Marketing specialist Susan Schwartz recently summarized the controversy on her website, getingattention.org:
“The absurdity of the partnership is really there for all to see. There’s no way around it,” wrote Schwartz.
“How can funding breast cancer research with the proceeds of fried chicken sales (yes, 22 per cent of KFC chicken sales are for grilled chicken) make good sense? Especially when fried foods are known to contribute to obesity and other health problems, and obesity increases the risk of breast cancer.”
Of course, there have been other examples of “pinkwashing” — in which companies hitch a token ride on the breast cancer wagon just to bask in the good vibes — but the KFC partnership clearly diminished Komen’s good works.
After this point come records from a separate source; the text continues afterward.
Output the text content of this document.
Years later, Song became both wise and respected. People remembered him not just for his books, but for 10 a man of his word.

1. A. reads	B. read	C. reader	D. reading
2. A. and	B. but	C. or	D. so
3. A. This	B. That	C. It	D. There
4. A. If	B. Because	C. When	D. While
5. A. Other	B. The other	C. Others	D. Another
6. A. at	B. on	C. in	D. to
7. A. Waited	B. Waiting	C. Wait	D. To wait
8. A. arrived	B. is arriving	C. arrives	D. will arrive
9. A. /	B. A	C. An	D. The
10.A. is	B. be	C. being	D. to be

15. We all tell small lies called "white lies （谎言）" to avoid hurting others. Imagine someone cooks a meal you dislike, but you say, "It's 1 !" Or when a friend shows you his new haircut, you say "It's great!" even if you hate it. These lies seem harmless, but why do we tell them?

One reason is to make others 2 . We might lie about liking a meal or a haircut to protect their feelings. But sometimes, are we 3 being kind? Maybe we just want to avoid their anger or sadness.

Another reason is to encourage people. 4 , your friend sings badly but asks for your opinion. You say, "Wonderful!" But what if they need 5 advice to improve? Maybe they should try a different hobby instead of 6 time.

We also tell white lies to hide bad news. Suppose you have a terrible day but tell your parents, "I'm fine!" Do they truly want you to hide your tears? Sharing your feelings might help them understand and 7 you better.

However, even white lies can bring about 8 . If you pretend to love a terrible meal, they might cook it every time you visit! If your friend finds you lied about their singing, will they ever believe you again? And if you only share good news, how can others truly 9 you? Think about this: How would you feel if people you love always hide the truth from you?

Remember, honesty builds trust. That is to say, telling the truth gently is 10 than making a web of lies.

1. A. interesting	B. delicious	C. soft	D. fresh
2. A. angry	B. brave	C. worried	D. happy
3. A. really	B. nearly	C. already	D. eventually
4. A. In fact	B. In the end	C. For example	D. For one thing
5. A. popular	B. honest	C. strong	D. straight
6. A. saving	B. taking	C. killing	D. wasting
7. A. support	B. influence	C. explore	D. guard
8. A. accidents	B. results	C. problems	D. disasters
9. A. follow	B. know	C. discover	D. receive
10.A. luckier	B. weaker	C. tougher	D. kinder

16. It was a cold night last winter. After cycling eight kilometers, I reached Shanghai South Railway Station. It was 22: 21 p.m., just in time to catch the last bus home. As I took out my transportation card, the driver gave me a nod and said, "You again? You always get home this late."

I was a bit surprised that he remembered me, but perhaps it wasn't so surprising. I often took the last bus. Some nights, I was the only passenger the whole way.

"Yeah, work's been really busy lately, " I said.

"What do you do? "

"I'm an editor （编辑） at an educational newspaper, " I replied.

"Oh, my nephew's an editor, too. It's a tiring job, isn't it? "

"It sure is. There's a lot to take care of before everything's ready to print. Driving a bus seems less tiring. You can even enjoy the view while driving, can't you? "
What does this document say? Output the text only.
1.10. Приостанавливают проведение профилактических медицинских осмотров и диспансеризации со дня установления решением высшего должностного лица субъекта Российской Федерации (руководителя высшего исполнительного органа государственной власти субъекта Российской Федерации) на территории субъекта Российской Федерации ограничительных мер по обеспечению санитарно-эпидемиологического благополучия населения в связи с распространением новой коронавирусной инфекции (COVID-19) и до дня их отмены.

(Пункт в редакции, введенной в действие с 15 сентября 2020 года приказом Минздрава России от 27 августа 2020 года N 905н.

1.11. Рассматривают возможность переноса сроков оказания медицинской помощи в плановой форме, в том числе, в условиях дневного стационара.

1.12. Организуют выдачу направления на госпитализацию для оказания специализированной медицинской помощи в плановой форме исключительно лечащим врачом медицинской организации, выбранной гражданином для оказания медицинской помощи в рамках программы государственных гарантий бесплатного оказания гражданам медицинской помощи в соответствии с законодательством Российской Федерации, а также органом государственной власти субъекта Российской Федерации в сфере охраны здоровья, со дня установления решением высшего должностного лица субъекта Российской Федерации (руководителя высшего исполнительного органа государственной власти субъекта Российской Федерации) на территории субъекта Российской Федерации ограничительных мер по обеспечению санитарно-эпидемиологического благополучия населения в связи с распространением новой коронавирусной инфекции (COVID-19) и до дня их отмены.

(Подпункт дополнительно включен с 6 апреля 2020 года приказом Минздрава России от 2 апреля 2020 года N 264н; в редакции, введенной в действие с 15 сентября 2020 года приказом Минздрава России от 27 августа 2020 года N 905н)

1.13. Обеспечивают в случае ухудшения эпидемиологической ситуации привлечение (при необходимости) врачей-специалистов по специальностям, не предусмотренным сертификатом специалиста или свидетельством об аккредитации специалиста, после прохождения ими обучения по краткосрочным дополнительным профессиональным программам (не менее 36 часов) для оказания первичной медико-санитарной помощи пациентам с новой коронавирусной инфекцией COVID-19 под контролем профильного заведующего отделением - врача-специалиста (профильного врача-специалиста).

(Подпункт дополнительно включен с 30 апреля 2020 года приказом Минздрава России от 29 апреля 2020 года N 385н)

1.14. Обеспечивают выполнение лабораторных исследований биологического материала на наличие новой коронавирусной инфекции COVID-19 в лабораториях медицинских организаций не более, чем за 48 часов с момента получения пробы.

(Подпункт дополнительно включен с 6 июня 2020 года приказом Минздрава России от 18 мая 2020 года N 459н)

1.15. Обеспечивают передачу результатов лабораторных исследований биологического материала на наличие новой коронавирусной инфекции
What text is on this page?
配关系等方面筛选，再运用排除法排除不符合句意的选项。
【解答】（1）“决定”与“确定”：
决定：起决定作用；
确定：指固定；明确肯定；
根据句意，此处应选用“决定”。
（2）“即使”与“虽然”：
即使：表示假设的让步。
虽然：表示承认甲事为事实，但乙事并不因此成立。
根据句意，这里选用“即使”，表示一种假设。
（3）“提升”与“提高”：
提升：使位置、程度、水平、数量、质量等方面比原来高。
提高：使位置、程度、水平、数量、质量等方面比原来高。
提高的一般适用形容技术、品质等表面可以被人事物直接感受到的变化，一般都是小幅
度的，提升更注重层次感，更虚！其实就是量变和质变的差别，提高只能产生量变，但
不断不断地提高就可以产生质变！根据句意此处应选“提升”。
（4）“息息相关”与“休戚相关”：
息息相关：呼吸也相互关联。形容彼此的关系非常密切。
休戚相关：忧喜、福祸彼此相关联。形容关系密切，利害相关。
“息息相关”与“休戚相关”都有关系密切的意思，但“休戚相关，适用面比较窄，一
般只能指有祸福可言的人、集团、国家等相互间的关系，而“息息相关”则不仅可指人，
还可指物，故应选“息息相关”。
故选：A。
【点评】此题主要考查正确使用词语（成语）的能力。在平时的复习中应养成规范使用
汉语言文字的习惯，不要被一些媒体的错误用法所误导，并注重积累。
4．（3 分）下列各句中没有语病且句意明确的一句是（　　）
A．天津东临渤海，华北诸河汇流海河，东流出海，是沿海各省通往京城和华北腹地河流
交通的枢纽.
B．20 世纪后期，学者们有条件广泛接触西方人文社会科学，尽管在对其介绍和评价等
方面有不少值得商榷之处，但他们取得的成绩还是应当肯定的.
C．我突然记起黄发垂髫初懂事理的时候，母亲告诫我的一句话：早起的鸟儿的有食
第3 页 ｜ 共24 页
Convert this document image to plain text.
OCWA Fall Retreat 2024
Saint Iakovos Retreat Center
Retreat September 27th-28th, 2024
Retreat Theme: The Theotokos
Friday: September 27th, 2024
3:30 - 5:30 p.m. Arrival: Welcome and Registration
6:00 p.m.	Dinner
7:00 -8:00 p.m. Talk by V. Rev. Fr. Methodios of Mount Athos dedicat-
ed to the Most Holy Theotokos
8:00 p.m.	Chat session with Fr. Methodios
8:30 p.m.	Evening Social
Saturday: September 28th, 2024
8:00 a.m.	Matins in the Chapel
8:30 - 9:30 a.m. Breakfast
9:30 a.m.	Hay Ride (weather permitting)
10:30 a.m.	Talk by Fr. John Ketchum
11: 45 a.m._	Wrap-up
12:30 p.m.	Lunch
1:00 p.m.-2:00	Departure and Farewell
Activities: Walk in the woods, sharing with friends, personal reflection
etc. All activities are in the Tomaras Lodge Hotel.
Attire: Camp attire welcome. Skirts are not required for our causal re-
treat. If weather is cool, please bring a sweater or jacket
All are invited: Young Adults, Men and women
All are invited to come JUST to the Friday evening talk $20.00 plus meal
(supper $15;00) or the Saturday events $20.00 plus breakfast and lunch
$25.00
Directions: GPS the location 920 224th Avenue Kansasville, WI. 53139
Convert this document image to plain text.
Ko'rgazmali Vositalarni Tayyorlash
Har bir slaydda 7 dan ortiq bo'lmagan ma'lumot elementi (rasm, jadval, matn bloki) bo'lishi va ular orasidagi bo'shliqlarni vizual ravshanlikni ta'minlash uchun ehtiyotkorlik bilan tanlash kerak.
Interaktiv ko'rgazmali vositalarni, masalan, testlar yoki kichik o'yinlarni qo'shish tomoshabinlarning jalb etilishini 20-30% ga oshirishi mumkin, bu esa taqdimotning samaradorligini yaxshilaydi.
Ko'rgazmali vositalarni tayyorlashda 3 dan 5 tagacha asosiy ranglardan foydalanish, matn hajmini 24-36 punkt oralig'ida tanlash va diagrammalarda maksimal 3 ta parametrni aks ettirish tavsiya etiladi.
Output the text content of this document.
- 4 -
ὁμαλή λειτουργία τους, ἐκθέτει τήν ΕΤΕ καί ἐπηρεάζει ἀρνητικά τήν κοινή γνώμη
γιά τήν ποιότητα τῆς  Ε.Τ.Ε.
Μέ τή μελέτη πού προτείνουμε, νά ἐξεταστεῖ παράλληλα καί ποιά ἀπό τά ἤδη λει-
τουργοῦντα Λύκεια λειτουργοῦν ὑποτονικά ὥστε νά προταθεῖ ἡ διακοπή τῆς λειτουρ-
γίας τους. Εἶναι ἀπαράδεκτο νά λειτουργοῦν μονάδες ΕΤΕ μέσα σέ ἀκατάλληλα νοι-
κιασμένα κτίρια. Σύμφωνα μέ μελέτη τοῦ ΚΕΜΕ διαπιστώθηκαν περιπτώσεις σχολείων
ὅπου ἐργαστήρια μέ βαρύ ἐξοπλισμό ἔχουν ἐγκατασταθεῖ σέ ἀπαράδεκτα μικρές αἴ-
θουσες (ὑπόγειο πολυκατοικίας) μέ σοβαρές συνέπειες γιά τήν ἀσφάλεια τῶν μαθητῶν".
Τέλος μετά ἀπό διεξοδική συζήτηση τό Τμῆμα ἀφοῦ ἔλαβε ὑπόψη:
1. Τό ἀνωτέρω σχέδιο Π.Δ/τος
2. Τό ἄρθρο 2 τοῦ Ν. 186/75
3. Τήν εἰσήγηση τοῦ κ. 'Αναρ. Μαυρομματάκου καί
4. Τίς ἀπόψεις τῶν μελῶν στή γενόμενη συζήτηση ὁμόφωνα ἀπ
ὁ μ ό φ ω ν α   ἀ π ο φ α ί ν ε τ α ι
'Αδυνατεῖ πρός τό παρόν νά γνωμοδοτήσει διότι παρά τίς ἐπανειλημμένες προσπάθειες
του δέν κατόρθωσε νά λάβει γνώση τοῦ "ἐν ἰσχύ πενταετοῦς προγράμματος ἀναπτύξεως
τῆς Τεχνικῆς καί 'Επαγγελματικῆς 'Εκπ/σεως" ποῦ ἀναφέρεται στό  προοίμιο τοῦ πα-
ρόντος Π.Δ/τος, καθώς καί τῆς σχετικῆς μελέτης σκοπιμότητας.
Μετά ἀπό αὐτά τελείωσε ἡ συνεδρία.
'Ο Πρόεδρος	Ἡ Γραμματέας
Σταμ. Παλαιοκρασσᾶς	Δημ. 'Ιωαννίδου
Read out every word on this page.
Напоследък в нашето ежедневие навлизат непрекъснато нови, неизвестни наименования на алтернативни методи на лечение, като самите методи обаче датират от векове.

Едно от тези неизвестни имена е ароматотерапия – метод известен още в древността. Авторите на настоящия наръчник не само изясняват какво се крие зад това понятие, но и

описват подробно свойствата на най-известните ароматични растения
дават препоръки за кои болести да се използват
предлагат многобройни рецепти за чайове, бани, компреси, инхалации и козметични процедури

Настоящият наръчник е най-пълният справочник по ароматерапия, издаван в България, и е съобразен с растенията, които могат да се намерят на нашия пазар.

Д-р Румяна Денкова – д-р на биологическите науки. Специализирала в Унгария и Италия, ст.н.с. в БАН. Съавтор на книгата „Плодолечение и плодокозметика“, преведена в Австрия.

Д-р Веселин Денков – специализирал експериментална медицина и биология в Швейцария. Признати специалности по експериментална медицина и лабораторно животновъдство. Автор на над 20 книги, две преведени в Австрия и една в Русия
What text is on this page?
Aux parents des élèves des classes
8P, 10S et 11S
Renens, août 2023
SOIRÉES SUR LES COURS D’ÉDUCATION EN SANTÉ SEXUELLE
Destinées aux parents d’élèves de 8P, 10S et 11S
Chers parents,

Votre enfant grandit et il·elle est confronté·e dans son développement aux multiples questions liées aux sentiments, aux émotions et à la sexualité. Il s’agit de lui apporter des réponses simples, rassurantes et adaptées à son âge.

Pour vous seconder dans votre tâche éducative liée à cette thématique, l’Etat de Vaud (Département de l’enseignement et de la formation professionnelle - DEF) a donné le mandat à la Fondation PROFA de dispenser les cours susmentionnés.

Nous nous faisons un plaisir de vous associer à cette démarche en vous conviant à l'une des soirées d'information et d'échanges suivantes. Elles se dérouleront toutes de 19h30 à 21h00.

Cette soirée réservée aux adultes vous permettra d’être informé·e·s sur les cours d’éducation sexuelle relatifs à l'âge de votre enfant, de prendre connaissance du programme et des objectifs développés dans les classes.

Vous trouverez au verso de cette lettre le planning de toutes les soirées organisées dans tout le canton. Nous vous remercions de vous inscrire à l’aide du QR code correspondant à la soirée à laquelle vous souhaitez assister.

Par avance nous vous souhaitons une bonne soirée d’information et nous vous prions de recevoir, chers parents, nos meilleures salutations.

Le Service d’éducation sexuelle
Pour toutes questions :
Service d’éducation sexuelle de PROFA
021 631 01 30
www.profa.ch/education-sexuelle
This image-laundering phenomenon is by no means restricted to sponsorships.
In England, two years ago, Greenpeace UK awarded its inaugural Emerald Paintbrush Award to British Petroleum.
Here’s how the environmental group explained its choice:
“The prize was offered in recognition of the company’s attempts to greenwash its brand over the course of 2008, in particular its multimillion-dollar advertising campaign announcing its commitment to alternative energy sources.
“The reality … (is) that this year the company allocated 93 per cent ($20 billion) of its total investment fund for the development and extraction of oil, gas and other fossil fuels. In contrast, solar power … was allocated just 1.39 per cent, and wind a paltry 2.79 per cent.”
With this year’s Gulf oil spill, of course, BP’s reputation plummeted in the wake of one of the worst environmental disasters in history.
The lesson here is simple: the promise of much-needed funding can sometimes cloud people’s judgment.
Corporate sponsorship is an effective and mutually beneficial way of funding important non-profit services. But when a company is only looking to gloss over negative vibes, such partnerships can end up being a marriage made in hell.
As Schwartz puts it, “It’s always dicey when you rent out the warm glow of your organization’s hard-earned identity in exchange for additional exposure and financial support.”